Black and Peck had the idea of inviting the Beehive Collective to present at Earlham last year. 

“I saw them at Common Ground Fair [in Unity, Maine] and then I saw them at Power Shift and I saw that they were saying they could come to colleges,” Peck said. “We talked to Bonner, PAGS, environmental programs and ourselves [EEAC]. We all funded it together and it was really awesome because everyone was excited to be doing it.”

Black and Peck thought that the Beehive Collective was addressing issues that are relevant to Earlham and its students.

“I think that in a general sense the work they do is really important for the world right now, and especially for students to know about, because we are the people who can do a lot,” said Black. “I think it’s really important that people know about them because people could work with them.”

The fact that the collective’s most recent project focuses on climate change and mountaintop removal, a method of coal mining that has destroyed miles of mountain range in Appalachia, made their discussion even more relevant to Earlham students.
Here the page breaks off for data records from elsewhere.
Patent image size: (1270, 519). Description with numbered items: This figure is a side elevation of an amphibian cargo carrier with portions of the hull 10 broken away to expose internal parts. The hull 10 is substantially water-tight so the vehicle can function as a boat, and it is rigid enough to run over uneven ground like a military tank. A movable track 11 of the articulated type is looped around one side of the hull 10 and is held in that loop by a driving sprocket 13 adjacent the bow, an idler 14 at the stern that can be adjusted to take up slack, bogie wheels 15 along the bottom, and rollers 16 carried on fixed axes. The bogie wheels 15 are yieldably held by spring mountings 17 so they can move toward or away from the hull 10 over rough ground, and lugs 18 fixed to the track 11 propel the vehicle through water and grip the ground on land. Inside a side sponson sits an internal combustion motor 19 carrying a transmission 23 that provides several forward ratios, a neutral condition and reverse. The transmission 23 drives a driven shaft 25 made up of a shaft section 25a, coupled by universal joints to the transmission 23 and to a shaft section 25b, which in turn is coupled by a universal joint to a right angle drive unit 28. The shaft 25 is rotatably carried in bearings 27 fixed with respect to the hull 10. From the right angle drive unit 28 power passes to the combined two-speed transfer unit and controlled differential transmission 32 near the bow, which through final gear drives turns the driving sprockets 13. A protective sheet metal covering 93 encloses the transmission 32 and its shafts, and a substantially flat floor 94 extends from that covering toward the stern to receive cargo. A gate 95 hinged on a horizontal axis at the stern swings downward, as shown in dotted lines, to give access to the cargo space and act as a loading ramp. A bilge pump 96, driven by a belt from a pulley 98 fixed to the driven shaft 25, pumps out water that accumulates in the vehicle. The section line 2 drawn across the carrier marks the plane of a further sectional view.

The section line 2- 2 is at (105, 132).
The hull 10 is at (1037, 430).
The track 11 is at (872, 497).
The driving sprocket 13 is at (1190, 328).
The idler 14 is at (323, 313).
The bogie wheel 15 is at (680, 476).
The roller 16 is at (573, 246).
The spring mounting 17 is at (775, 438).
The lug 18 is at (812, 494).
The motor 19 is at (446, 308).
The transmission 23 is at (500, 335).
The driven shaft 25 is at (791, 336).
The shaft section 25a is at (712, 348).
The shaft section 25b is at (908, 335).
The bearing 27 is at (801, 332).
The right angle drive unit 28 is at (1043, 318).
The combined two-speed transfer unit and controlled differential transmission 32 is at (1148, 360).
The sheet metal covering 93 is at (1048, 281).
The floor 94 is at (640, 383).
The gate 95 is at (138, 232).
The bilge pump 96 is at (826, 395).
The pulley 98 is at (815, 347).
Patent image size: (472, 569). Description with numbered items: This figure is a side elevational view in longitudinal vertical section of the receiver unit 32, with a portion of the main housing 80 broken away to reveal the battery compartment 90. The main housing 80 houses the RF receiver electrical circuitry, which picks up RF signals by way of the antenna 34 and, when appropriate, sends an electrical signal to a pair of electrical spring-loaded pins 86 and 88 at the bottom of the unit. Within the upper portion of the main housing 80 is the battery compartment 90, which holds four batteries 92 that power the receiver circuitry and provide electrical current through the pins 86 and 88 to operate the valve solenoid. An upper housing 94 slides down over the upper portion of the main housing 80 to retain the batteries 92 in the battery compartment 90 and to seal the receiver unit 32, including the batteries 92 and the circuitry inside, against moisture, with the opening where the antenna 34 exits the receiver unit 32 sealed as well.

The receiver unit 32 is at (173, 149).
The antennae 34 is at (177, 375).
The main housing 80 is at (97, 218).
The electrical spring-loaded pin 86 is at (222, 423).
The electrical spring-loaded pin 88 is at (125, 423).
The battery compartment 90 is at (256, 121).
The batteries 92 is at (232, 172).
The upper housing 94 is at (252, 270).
“Ninety-eight percent of energy in Indiana is made from coal from removing mountains, so that’s really pertinent,” Black said. “Knowing the cost of your energy is really important.”
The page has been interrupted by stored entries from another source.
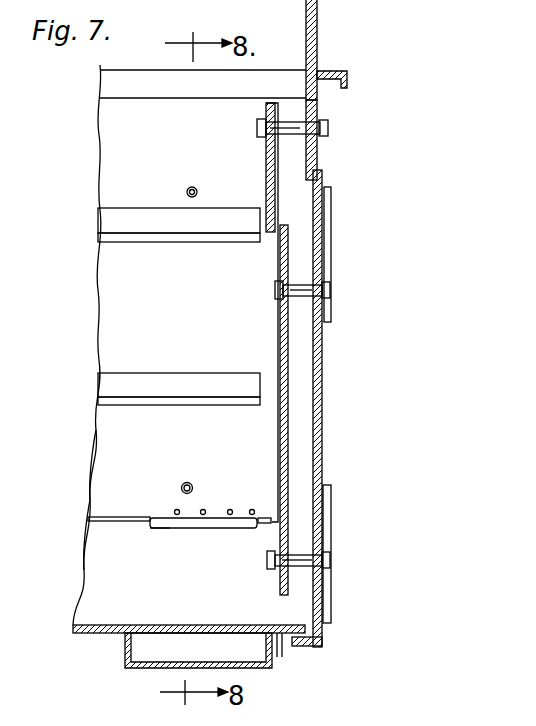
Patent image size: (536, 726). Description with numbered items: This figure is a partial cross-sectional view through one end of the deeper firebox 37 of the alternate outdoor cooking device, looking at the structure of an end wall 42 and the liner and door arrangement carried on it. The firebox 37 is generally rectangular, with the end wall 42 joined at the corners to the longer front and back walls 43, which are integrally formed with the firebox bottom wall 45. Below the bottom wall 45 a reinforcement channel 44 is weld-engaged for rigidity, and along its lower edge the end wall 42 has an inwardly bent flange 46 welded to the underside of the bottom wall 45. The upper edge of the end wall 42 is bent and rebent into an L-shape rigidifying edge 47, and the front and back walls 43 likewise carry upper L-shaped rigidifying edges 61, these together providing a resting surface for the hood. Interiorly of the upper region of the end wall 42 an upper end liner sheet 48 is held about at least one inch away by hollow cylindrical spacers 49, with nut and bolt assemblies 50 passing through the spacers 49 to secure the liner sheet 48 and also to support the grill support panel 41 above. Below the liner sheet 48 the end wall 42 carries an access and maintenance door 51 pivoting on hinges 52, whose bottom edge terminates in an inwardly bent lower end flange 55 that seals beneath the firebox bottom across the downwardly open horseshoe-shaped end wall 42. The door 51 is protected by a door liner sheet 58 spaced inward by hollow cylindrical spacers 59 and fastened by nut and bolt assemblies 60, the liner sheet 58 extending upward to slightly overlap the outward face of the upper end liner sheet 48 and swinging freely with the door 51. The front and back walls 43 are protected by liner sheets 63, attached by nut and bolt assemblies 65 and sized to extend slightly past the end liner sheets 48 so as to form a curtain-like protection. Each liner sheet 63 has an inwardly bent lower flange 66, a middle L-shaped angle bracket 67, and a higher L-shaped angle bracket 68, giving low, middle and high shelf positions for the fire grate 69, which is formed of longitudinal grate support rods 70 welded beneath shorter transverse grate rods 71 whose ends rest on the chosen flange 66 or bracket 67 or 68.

The firebox 37 is at (116, 445).
The grill support panels 41 is at (317, 28).
The end walls 42 is at (322, 108).
The front and back walls 43 is at (100, 565).
The reinforcement channels 44 is at (124, 661).
The firebox bottom wall 45 is at (110, 625).
The inwardly bent flanges 46 is at (282, 658).
The L-shape rigidifying edges 47 is at (349, 76).
The upper end liner sheets 48 is at (267, 156).
The hollow cylindrical spacers 49 is at (258, 117).
The nut and bolt assemblies 50 is at (330, 128).
The access and maintenance doors 51 is at (324, 386).
The hinges 52 is at (334, 212).
The lower end flanges 55 is at (306, 650).
The door liner sheets 58 is at (282, 340).
The hollow cylindrical spacers 59 is at (300, 286).
The nut and bolt assemblies 60 is at (332, 291).
The L-shaped rigidifying edges 61 is at (128, 65).
The liner sheets 63 is at (110, 272).
The nut and bolt assemblies 65 is at (186, 187).
The inwardly bent flanges 66 is at (107, 516).
The L-shaped angle brackets 67 is at (115, 378).
The L-shaped angle brackets 68 is at (115, 222).
The fire grate 69 is at (160, 535).
The longitudinal grate support rods 70 is at (198, 528).
The transverse grate rods 71 is at (230, 510).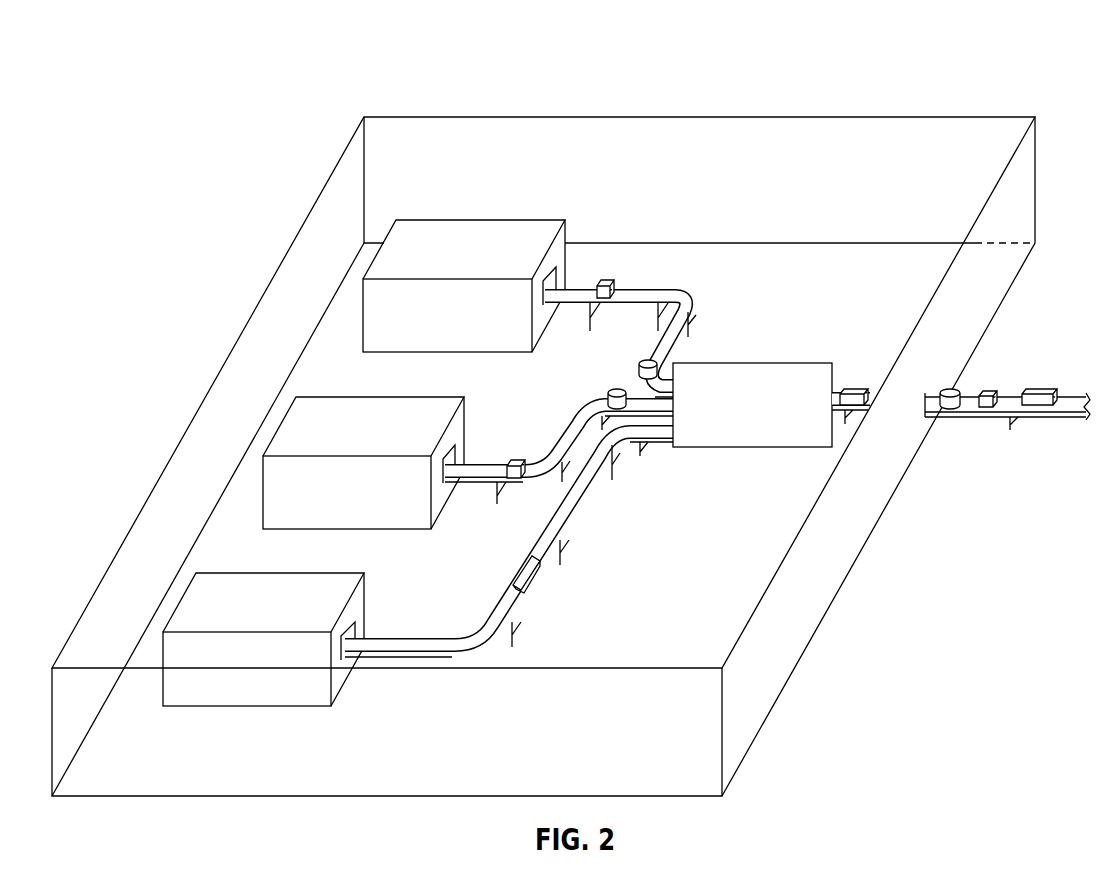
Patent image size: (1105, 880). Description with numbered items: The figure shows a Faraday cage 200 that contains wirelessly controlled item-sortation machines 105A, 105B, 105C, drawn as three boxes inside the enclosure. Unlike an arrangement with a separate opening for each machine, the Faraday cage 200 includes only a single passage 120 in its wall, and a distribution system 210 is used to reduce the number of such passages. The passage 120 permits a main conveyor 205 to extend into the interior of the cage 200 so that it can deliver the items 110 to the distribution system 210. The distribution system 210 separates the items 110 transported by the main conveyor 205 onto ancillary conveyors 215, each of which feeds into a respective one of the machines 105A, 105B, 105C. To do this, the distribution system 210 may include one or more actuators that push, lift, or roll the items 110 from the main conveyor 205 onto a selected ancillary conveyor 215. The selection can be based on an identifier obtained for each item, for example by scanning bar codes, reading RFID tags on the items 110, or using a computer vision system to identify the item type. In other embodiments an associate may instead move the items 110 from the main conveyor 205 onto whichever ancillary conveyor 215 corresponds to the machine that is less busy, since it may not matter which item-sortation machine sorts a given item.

The Faraday cage 200 is at (700, 117).
The wirelessly controlled item-sortation machine 105A is at (482, 220).
The wirelessly controlled item-sortation machine 105B is at (382, 396).
The wirelessly controlled item-sortation machine 105C is at (282, 572).
The items 110 is at (512, 460).
The passage 120 is at (935, 395).
The main conveyor 205 is at (1004, 420).
The distribution system 210 is at (770, 363).
The ancillary conveyors 215 is at (655, 394).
The collective’s climate-change project, a work in progress titled “The True Cost of Coal,” shows not only the environmental destruction caused by mountaintop removal, but also the social effects. The collective conveys all of its messages through metaphors, with animals representing the people who are affected. Bees from the collective visited the mining site in 2008, and the mural has been in progress ever since.

When asked how topics for the murals are chosen, Kenben told the audience that they make choices based on what they hear people asking for. “This was the most requested topic,” she said of mountaintop removal.

One section of the mural showed a frog serving water to a tadpole. The frog had a scar on its belly from a gallbladder surgery, and the water the tadpole was drinking was black to represent the toxins that are poisoning Appalachian communities’ water sources, an effect of mountaintop removal. Another showed an elementary school that was in constant danger of destruction if a “sludge dam,” where dirty water from the mountaintop removal process is dumped, happened to break. 

The Bees spoke at the event about the issues they see with the regularly proposed solutions to the energy crisis, such as solar and wind energy. While some believe these sources are sustainable, the Bees are less certain. 

Black agreed, and appreciated that the Bees brought up this controversial point. “I agreed with them,” she said. “I think that sometimes when people have radical opinions like that it really turns people off.” 

She went on to express her opinion that in the long run, consuming energy at the present rate is not acceptable, no matter what the source is. “That’s a point that’s hard to hear. You don’t want to make drastic changes; you want to say, maybe we can switch from burning oil to just using the sun,” she said, and added: “Supporting alternative energy doesn’t necessarily mean that you’re doing good things.”

According to the Bees, their Earlham stop was one of the best turnouts of their college tour, which the Earlham audience received well.

“They [the Bees] said it was really energizing and that they felt people were already awake to the world and asking hard questions,” Black said.